Grad union supporters take cues from neighbor schools

Graduate students at five other Big Ten schools — and 30 nationwide — have already unionized.

As they seek to organize a union for more than 4,000 of their peers, graduate employees at the University of Minnesota have four decades of history and handfuls of examples to follow.
Of the 12 universities in or entering the Big Ten conference, five have labor unions for at least some of their graduate employees — adding to a total of 30 institutions nationwide, according to the Coalition of Graduate Employee Unions.
“We are certainly taking a lot of lessons from past unionization campaigns,” said Adria Fernandez, an organizer and agronomy student at the University, “both here and at other schools.”
One role model lies in neighboring Wisconsin, whose flagship university in Madison was the first to have its graduate employees unionized more than 40 years ago.

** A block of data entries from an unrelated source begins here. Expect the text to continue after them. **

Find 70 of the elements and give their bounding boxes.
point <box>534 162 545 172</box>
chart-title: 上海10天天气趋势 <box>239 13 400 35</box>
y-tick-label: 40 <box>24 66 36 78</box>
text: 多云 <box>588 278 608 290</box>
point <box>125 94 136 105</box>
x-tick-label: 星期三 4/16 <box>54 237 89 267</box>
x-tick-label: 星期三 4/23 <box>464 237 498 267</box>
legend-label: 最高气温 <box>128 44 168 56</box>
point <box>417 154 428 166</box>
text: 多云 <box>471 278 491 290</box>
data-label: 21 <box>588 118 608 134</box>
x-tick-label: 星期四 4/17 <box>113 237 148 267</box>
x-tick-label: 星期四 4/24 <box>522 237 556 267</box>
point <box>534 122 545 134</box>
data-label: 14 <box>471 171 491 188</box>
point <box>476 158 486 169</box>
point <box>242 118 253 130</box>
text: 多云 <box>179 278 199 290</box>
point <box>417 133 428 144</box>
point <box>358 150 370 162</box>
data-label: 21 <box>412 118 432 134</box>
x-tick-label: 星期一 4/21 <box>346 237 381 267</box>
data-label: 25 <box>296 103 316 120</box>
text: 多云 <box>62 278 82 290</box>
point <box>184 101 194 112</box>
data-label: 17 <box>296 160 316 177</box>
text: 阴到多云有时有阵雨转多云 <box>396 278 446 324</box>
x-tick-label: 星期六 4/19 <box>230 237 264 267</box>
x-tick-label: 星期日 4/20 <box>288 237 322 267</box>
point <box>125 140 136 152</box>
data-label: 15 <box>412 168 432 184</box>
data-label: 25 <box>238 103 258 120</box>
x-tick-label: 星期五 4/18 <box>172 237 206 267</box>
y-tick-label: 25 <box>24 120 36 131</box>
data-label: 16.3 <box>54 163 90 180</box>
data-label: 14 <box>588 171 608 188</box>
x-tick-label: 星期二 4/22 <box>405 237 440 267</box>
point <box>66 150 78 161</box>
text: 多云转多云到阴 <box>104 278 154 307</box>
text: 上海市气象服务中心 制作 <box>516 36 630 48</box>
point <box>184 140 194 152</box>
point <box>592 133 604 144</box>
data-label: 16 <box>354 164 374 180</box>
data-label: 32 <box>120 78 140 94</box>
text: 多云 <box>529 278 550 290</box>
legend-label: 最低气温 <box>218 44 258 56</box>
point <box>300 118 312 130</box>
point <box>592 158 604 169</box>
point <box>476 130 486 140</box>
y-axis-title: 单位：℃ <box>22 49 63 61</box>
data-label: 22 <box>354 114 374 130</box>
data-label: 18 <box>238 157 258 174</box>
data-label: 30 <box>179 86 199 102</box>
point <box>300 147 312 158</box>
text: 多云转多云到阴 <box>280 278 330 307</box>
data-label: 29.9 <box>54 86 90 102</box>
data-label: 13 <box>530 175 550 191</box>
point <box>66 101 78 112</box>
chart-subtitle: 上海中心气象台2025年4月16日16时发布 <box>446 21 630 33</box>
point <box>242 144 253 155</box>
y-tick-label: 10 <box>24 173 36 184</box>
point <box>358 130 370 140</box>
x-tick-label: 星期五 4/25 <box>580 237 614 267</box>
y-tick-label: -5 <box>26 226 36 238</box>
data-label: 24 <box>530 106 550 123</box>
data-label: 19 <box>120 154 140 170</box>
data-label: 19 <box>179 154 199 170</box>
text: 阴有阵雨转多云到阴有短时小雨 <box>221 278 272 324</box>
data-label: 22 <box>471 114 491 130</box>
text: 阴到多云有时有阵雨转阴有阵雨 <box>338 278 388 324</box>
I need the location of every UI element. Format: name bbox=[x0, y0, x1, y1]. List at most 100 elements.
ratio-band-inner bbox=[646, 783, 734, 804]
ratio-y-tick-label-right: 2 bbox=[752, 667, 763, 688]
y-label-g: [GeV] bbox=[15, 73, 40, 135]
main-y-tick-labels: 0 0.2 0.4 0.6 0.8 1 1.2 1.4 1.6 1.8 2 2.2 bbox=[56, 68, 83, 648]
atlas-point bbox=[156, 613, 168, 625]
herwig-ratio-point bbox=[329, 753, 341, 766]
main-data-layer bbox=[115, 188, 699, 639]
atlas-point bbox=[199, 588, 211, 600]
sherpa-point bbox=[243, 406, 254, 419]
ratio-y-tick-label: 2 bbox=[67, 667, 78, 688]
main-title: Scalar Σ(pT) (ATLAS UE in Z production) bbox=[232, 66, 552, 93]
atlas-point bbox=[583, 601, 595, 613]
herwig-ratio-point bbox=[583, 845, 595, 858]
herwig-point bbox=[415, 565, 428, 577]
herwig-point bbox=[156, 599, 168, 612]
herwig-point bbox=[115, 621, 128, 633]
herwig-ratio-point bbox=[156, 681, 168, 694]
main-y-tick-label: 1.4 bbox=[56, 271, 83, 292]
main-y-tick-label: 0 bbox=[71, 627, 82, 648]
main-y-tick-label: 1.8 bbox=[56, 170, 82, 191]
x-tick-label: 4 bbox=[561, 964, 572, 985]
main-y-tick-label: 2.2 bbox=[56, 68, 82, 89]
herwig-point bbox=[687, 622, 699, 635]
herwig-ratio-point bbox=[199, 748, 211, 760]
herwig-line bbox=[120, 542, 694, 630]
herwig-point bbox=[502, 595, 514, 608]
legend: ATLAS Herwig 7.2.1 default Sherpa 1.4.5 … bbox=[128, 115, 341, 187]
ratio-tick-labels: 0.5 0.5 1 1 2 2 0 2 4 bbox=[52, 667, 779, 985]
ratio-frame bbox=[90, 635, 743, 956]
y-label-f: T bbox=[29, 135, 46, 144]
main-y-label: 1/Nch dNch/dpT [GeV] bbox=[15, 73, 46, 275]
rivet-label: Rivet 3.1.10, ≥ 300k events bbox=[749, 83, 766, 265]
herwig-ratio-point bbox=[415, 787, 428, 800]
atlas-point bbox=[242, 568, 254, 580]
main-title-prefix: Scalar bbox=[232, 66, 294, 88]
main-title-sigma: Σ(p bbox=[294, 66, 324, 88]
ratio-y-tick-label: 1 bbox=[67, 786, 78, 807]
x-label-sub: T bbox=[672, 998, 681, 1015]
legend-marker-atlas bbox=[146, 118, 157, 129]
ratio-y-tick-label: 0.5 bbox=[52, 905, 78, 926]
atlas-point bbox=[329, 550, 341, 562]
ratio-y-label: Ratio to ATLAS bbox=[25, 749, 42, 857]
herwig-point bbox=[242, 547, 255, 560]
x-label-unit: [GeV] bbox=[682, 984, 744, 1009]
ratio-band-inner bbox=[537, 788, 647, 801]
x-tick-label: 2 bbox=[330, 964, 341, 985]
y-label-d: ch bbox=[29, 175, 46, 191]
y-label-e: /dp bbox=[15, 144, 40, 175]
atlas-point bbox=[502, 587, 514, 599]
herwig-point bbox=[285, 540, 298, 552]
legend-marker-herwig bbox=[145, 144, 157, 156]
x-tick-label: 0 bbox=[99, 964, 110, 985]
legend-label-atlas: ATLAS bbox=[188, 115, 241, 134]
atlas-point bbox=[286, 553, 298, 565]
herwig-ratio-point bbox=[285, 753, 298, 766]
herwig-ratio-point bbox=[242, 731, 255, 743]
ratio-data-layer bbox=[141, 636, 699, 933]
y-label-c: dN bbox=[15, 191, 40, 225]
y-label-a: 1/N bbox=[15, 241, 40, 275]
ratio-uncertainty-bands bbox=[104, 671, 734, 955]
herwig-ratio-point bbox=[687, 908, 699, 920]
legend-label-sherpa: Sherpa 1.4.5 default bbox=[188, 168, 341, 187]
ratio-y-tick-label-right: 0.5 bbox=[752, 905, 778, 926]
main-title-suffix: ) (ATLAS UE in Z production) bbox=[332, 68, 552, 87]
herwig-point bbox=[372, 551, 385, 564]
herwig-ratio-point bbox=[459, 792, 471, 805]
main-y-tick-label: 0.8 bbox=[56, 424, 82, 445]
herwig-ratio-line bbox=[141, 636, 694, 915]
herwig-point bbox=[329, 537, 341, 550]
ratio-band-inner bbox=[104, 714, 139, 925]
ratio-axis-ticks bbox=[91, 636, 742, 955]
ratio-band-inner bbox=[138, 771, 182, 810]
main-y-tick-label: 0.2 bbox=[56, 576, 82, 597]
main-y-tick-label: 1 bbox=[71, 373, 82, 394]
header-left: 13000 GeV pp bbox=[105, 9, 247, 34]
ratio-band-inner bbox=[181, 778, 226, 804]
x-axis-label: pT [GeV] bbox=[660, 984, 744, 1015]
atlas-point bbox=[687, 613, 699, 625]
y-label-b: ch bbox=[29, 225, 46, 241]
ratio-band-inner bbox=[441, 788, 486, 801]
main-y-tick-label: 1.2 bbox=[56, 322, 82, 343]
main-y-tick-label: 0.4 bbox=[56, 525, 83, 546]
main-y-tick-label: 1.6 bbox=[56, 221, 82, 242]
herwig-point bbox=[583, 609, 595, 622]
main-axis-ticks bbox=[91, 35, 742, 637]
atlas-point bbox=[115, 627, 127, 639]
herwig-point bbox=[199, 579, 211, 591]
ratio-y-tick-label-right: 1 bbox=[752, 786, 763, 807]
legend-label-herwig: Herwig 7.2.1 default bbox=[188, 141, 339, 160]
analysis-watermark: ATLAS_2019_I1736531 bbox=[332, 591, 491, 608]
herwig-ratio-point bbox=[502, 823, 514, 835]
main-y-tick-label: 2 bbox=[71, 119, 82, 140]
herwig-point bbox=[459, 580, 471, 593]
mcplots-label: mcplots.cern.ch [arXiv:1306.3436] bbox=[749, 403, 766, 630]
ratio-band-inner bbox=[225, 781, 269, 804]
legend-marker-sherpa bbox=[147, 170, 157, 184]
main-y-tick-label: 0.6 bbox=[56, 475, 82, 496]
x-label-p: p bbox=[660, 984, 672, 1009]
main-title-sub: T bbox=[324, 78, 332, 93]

Since then, the Teaching Assistants’ Association has developed a more stable relationship with the human resource employees that represent the ground level of management. Unlike the University of Minnesota, those employees are not the chief negotiators for management — Wisconsin does not have a state charter for its university, which means the union bargains directly with the state, currently led by Gov. Scott Walker.
Until a bill that would strip the state’s public employees of most bargaining rights makes its way through the courts, the union is operating under an informal contract extension, said Megan Jeffers, an HR specialist at the university.
Jeffers said the relationship between its Academic Personnel Office and the TAA can vary by the year because of the level of turnover of leadership and departing employees. But currently, she said, the two sides get along well.
“We have a very collaborative relationship,” she said. Several years prior, before she joined the department, “the relationship was a little more contentious,” she said.
Kevin Gibbons, an outgoing co-president of the TAA, said its main functions are collective bargaining, enforcement of its contract, internal and social organizing and political advocacy.
“On average we would probably meet four to five times a semester,” Gibbons said of the level of interaction members have with the union. He cited volunteer political canvassing, paying dues and regular emails to members as the most common points of contact a member has.
Gibbons said there are different levels of involvement among members.
“Some people will be heavily involved,” he said, while “others are busy and go to meetings now and again.”
Jeffers cited consistency as an advantage of working with its graduate employees as a collective.
“They have one document that governs the employment relationship that we can all go to,” she said.
On the flip side, she said, a department looking to hire another student may not be able to afford the provisions a contract requires. “[It] might hamper some flexibilities.”